On Tue, Jun 28, 2016 at 8:05 PM Jakes John <ja...@gmail.com> wrote:

> Thanks for the response. I read that HDFS is good for only long streaming
> writes for getting the highest throughput. And latency is huge. In this
> case for storm, messages are very small. Will this affect the throughput of
> the system ? Have you seen any other issues with storm-hdfs because of
> speed mismatch ?
>
> Has storm community suggest something else for the cold storage of the
> streaming data?
>
> On Tue, Jun 28, 2016 at 5:48 PM, Aaron Niskodé-Dossett <do...@gmail.com>
> wrote:
>
>> No, files are not merged. In general you specify a directory and a file
>> naming convention but each writer writes to its own file.
>>
>> On Tue, Jun 28, 2016 at 7:45 PM Jakes John <ja...@gmail.com>
>> wrote:
>>
>>> Hi,
>>>       I would like to know how does the storm HDFS bolt works?  As far
>>> as I read about HDFS, it doesn't support multiple writer concurrency on a
>>> file. ie, Multiple writers cannot write to the same file at the same time.
>>> Then, how does it work when multiple bolts try to write to a file in the
>>> HDFS at the same time? I read somewhere that multiple files are created but
>>> merged at last. Is it true? who is doing the merging?
>>>
>>> Thanks,
>>> Jakes
>>>
>>
>

Re: Storm HDFS multiple writers

Posted by Jakes John <ja...@gmail.com>.
Thanks for the response. I read that HDFS is good for only long streaming
writes for getting the highest throughput. And latency is huge. In this
case for storm, messages are very small. Will this affect the throughput of
the system ? Have you seen any other issues with storm-hdfs because of
speed mismatch ?

Has storm community suggest something else for the cold storage of the
streaming data?

On Tue, Jun 28, 2016 at 5:48 PM, Aaron Niskodé-Dossett <do...@gmail.com>
wrote:

> No, files are not merged. In general you specify a directory and a file
> naming convention but each writer writes to its own file.
>
> On Tue, Jun 28, 2016 at 7:45 PM Jakes John <ja...@gmail.com>
> wrote:
>
>> Hi,
>>       I would like to know how does the storm HDFS bolt works?  As far as
>> I read about HDFS, it doesn't support multiple writer concurrency on a
>> file. ie, Multiple writers cannot write to the same file at the same time.
>> Then, how does it work when multiple bolts try to write to a file in the
>> HDFS at the same time?
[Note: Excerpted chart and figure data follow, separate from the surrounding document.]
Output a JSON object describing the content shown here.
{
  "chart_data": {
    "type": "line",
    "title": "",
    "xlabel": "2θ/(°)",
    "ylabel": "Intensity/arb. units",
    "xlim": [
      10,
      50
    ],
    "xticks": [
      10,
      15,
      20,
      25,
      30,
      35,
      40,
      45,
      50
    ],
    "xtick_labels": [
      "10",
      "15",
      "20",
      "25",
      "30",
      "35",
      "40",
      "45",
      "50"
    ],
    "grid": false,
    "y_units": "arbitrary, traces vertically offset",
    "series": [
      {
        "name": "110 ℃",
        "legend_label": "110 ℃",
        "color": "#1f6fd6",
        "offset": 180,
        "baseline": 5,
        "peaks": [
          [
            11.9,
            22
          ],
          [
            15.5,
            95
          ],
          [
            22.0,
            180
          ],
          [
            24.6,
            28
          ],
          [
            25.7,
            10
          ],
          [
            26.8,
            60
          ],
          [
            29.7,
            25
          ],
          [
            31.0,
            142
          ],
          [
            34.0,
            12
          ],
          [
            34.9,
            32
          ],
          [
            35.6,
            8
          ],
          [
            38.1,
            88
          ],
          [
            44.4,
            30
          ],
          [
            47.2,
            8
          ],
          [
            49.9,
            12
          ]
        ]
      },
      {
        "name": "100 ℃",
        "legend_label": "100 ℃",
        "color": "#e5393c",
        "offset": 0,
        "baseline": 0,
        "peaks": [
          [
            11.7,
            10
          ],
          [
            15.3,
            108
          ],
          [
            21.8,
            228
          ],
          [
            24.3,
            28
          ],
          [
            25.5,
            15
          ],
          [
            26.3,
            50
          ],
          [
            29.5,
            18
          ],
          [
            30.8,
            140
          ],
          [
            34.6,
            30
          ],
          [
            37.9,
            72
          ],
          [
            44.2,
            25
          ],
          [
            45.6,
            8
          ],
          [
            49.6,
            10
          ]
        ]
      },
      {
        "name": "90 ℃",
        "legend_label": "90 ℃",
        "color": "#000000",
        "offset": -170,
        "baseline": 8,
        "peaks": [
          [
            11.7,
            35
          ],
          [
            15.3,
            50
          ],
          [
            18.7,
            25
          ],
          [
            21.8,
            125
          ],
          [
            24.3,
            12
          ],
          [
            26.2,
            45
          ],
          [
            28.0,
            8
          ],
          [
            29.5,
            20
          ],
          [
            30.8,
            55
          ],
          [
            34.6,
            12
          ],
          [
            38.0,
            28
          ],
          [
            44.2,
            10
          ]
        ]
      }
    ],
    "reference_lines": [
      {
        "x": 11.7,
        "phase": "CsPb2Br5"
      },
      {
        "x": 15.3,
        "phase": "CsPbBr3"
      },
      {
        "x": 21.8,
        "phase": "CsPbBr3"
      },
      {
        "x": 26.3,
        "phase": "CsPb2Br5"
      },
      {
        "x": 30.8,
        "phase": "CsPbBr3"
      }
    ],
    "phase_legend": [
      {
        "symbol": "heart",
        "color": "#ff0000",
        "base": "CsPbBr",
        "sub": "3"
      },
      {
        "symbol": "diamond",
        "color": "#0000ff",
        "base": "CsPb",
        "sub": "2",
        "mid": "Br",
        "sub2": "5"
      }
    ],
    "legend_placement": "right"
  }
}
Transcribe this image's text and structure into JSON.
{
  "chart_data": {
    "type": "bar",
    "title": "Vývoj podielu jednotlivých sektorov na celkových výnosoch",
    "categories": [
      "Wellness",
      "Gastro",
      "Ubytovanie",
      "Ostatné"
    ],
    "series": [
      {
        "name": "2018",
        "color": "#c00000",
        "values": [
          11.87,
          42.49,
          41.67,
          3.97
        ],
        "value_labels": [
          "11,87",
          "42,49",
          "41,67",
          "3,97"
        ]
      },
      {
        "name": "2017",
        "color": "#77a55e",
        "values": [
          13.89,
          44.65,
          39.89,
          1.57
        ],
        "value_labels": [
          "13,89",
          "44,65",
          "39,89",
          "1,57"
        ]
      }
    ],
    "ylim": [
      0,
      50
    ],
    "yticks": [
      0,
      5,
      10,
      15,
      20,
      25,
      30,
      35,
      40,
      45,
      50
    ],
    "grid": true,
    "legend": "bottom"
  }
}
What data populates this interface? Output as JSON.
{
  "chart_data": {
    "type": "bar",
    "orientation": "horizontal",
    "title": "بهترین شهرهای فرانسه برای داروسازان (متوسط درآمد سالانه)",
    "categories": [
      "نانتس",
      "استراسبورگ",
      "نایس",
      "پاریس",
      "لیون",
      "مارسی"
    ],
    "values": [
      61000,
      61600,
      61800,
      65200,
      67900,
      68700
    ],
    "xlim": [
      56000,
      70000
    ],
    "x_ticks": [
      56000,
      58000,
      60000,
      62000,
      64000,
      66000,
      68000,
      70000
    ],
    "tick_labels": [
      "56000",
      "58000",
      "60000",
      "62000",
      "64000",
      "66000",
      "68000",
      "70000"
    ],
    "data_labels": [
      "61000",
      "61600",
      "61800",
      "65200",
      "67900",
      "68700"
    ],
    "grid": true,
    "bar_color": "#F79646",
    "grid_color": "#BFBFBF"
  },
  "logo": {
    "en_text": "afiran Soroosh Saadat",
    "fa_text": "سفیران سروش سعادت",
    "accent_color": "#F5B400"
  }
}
I read somewhere that multiple files are created but
>> merged at last. Is it true? who is doing the merging?
>>
>> Thanks,
>> Jakes
>>
>

Re: Storm HDFS multiple writers

Posted by Aaron Niskodé-Dossett <do...@gmail.com>.
No, files are not merged. In general you specify a directory and a file
naming convention but each writer writes to its own file.

On Tue, Jun 28, 2016 at 7:45 PM Jakes John <ja...@gmail.com> wrote:

> Hi,
>       I would like to know how does the storm HDFS bolt works?  As far as
> I read about HDFS, it doesn't support multiple writer concurrency on a
> file. ie, Multiple writers cannot write to the same file at the same time.
> Then, how does it work when multiple bolts try to write to a file in the
> HDFS at the same time? I read somewhere that multiple files are created but
> merged at last. Is it true? who is doing the merging?
>
> Thanks,
> Jakes
>